Adding content to Curiositi is straightforward. Upload files through the web interface, and the worker processes them in the background to make them searchable.

FormatMIME TypeNotes
PDFapplication/pdfFull text extraction
Plain Texttext/plainDirect content indexing
Markdowntext/markdownRendered text extracted
CSVtext/csvTabular data as text
HTMLtext/htmlRendered text extracted
XMLtext/xml, application/xmlRaw content extracted
JSONapplication/jsonRaw content extracted
FormatMIME TypeNotes
JPEGimage/jpegAI-generated description via vision model
PNGimage/pngAI-generated description via vision model
WebPimage/webpAI-generated description via vision model
GIFimage/gifAI-generated description via vision model

Maximum file size: 50 MB

Images larger than 5 MB are considered “large” and handled accordingly during processing.

  1. Navigate to a space or the main files view
  2. Use the upload interface to select files
  3. Files upload to S3 storage and metadata is saved to the database
  4. A processing job is dispatched via Upstash QStash
1. Upload
├─ File uploaded to S3 storage
├─ File metadata saved to PostgreSQL (status: "pending")
└─ Processing job dispatched via QStash
2. Worker Processing (POST /process-file)
├─ Worker downloads file from S3
├─ Content extracted based on file type:
│ ├─ Documents: text extraction
│ └─ Images: AI vision model generates description
├─ Text chunked (800 tokens per chunk, 100 token overlap)
├─ Vector embeddings generated (1536 dimensions)
├─ Chunks + embeddings stored in fileContents table
└─ File status updated to "completed"
3. Search Ready
└─ File content is now searchable via semantic search

Each file has a status that tracks its processing state:

StatusMeaning
pendingFile uploaded, waiting for worker to process
processingWorker is currently extracting and embedding content
completedProcessing finished, file is searchable
failedProcessing encountered an error

All file operations use tRPC (not REST endpoints).

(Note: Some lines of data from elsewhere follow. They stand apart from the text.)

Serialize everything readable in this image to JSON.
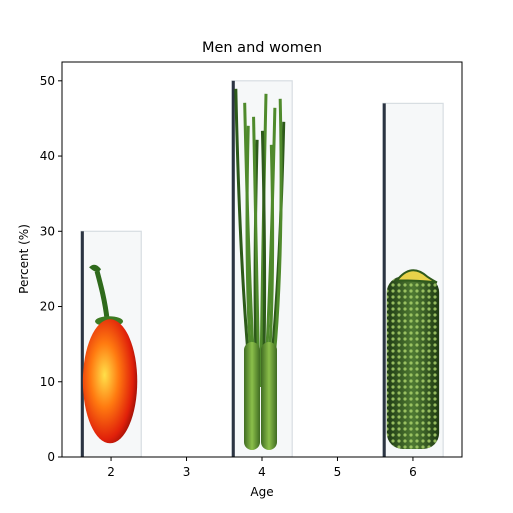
{
  "chart_data": {
    "type": "bar",
    "title": "Men and women",
    "xlabel": "Age",
    "ylabel": "Percent (%)",
    "x": [
      2,
      4,
      6
    ],
    "values": [
      30,
      50,
      47
    ],
    "xlim": [
      1.35,
      6.65
    ],
    "ylim": [
      0,
      52.5
    ],
    "xticks": [
      2,
      3,
      4,
      5,
      6
    ],
    "yticks": [
      0,
      10,
      20,
      30,
      40,
      50
    ],
    "bar_width": 0.8,
    "bar_fill_images": [
      "red bell pepper",
      "green onion stalks",
      "textured cucumber"
    ],
    "grid": false,
    "legend": "none"
  }
}
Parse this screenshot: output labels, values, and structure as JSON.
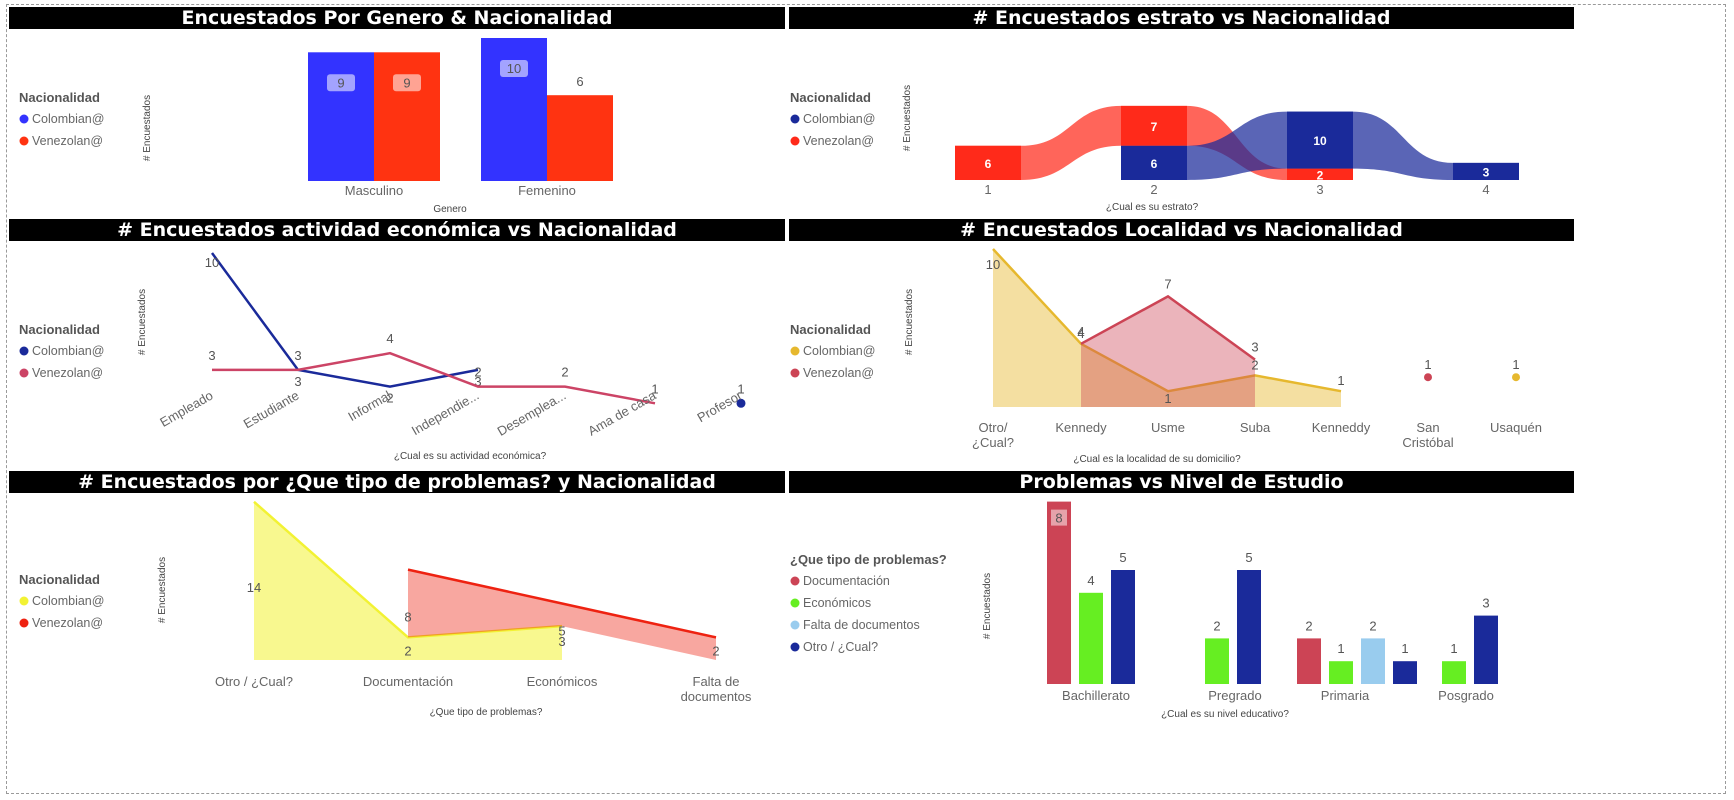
{
  "chart_data": [
    {
      "type": "bar",
      "title": "Encuestados Por Genero & Nacionalidad",
      "xlabel": "Genero",
      "ylabel": "# Encuestados",
      "legend_title": "Nacionalidad",
      "categories": [
        "Masculino",
        "Femenino"
      ],
      "series": [
        {
          "name": "Colombian@",
          "color": "#3333ff",
          "values": [
            9,
            10
          ]
        },
        {
          "name": "Venezolan@",
          "color": "#ff3311",
          "values": [
            9,
            6
          ]
        }
      ],
      "ylim": [
        0,
        10
      ]
    },
    {
      "type": "bar",
      "title": "# Encuestados estrato vs Nacionalidad",
      "xlabel": "¿Cual es su estrato?",
      "ylabel": "# Encuestados",
      "legend_title": "Nacionalidad",
      "categories": [
        "1",
        "2",
        "3",
        "4"
      ],
      "series": [
        {
          "name": "Colombian@",
          "color": "#1a2a9a",
          "values": [
            null,
            6,
            10,
            3
          ]
        },
        {
          "name": "Venezolan@",
          "color": "#ff2a1a",
          "values": [
            6,
            7,
            2,
            null
          ]
        }
      ],
      "ylim": [
        0,
        12
      ]
    },
    {
      "type": "line",
      "title": "# Encuestados actividad económica vs Nacionalidad",
      "xlabel": "¿Cual es su actividad económica?",
      "ylabel": "# Encuestados",
      "legend_title": "Nacionalidad",
      "categories": [
        "Empleado",
        "Estudiante",
        "Informal",
        "Independie...",
        "Desemplea...",
        "Ama de casa",
        "Profesor"
      ],
      "series": [
        {
          "name": "Colombian@",
          "color": "#1a2a9a",
          "values": [
            10,
            3,
            2,
            3,
            null,
            null,
            1
          ]
        },
        {
          "name": "Venezolan@",
          "color": "#cc4466",
          "values": [
            3,
            3,
            4,
            2,
            2,
            1,
            null
          ]
        }
      ],
      "ylim": [
        0,
        10
      ]
    },
    {
      "type": "area",
      "title": "# Encuestados Localidad vs Nacionalidad",
      "xlabel": "¿Cual es la localidad de su domicilio?",
      "ylabel": "# Encuestados",
      "legend_title": "Nacionalidad",
      "categories": [
        "Otro/ ¿Cual?",
        "Kennedy",
        "Usme",
        "Suba",
        "Kenneddy",
        "San Cristóbal",
        "Usaquén"
      ],
      "series": [
        {
          "name": "Colombian@",
          "color": "#e6b82e",
          "values": [
            10,
            4,
            1,
            2,
            1,
            null,
            1
          ]
        },
        {
          "name": "Venezolan@",
          "color": "#cc4455",
          "values": [
            null,
            4,
            7,
            3,
            null,
            1,
            null
          ]
        }
      ],
      "ylim": [
        0,
        10
      ]
    },
    {
      "type": "area",
      "title": "# Encuestados por ¿Que tipo de problemas? y Nacionalidad",
      "xlabel": "¿Que tipo de problemas?",
      "ylabel": "# Encuestados",
      "legend_title": "Nacionalidad",
      "categories": [
        "Otro / ¿Cual?",
        "Documentación",
        "Económicos",
        "Falta de documentos"
      ],
      "series": [
        {
          "name": "Colombian@",
          "color": "#f2f233",
          "values": [
            14,
            2,
            3,
            null
          ]
        },
        {
          "name": "Venezolan@",
          "color": "#ee2211",
          "values": [
            null,
            8,
            5,
            2
          ]
        }
      ],
      "ylim": [
        0,
        14
      ]
    },
    {
      "type": "bar",
      "title": "Problemas vs Nivel de Estudio",
      "xlabel": "¿Cual es su nivel educativo?",
      "ylabel": "# Encuestados",
      "legend_title": "¿Que tipo de problemas?",
      "categories": [
        "Bachillerato",
        "Pregrado",
        "Primaria",
        "Posgrado"
      ],
      "series": [
        {
          "name": "Documentación",
          "color": "#cc4455",
          "values": [
            8,
            null,
            2,
            null
          ]
        },
        {
          "name": "Económicos",
          "color": "#66ee22",
          "values": [
            4,
            2,
            1,
            1
          ]
        },
        {
          "name": "Falta de documentos",
          "color": "#99ccee",
          "values": [
            null,
            null,
            2,
            null
          ]
        },
        {
          "name": "Otro / ¿Cual?",
          "color": "#1a2a9a",
          "values": [
            5,
            5,
            1,
            3
          ]
        }
      ],
      "ylim": [
        0,
        8
      ]
    }
  ]
}
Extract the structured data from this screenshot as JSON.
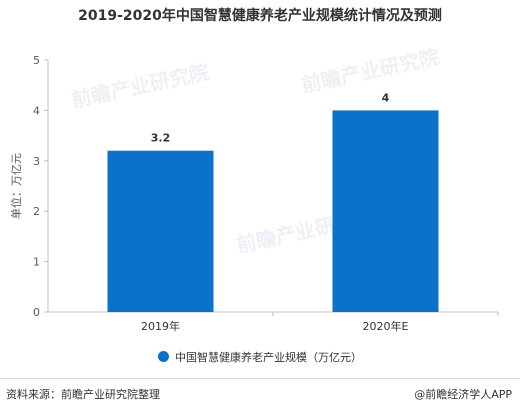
{
  "title": "2019-2020年中国智慧健康养老产业规模统计情况及预测",
  "chart_data": {
    "type": "bar",
    "categories": [
      "2019年",
      "2020年E"
    ],
    "values": [
      3.2,
      4
    ],
    "data_labels": [
      "3.2",
      "4"
    ],
    "ylabel": "单位：万亿元",
    "ylim": [
      0,
      5
    ],
    "yticks": [
      "0",
      "1",
      "2",
      "3",
      "4",
      "5"
    ],
    "grid": false,
    "legend_position": "bottom",
    "series": [
      {
        "name": "中国智慧健康养老产业规模（万亿元）",
        "values": [
          3.2,
          4
        ]
      }
    ]
  },
  "colors": {
    "bar": "#0b72c9",
    "axis": "#bfbfbf"
  },
  "footer": {
    "source": "资料来源：前瞻产业研究院整理",
    "credit": "@前瞻经济学人APP"
  },
  "watermark": {
    "text": "前瞻产业研究院"
  }
}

The available procedures are:

// Get all files in the current workspace
const files = trpc.file.getAllInOrg.useQuery({
limit: 50,
offset: 0,
});
// Get recent files
const recent = trpc.file.getRecent.useQuery({ limit: 10 });
// Get files not assigned to any space
const orphans = trpc.file.getOrphanFiles.useQuery();
const file = trpc.file.getById.useQuery({ fileId: "file-uuid" });
const { url } = trpc.file.getPresignedUrl.useQuery({ fileId: "file-uuid" });
const deleteMutation = trpc.file.delete.useMutation();
await deleteMutation.mutateAsync({ fileId: "file-uuid" });
// Deletes from database and S3 storage
const processMutation = trpc.file.process.useMutation();
await processMutation.mutateAsync({ fileId: "file-uuid" });
// Re-enqueues the file for processing via QStash
// Hybrid search (filename + semantic)
const results = trpc.file.search.useQuery({
query: "report",
limit: 20,
});

This combines traditional filename matching with semantic search for broader coverage.

The upload endpoint is a standard HTTP POST (not tRPC) at /api/upload. It handles multipart form data and stores the file in S3.

  1. Check the worker is running: bun --filter @curiositi/worker dev
  2. Verify QSTASH_TOKEN and QSTASH_URL are set correctly in .env
  3. Verify WORKER_URL points to your worker instance (default: http://localhost:3040)
  4. Check worker logs for errors
  • File may be corrupted or in an unsupported format
  • Check the worker logs for specific error messages
  • Try re-processing with the file.process tRPC mutation
  • Verify the file type is in the supported MIME types list
  • Check the file is under 50 MB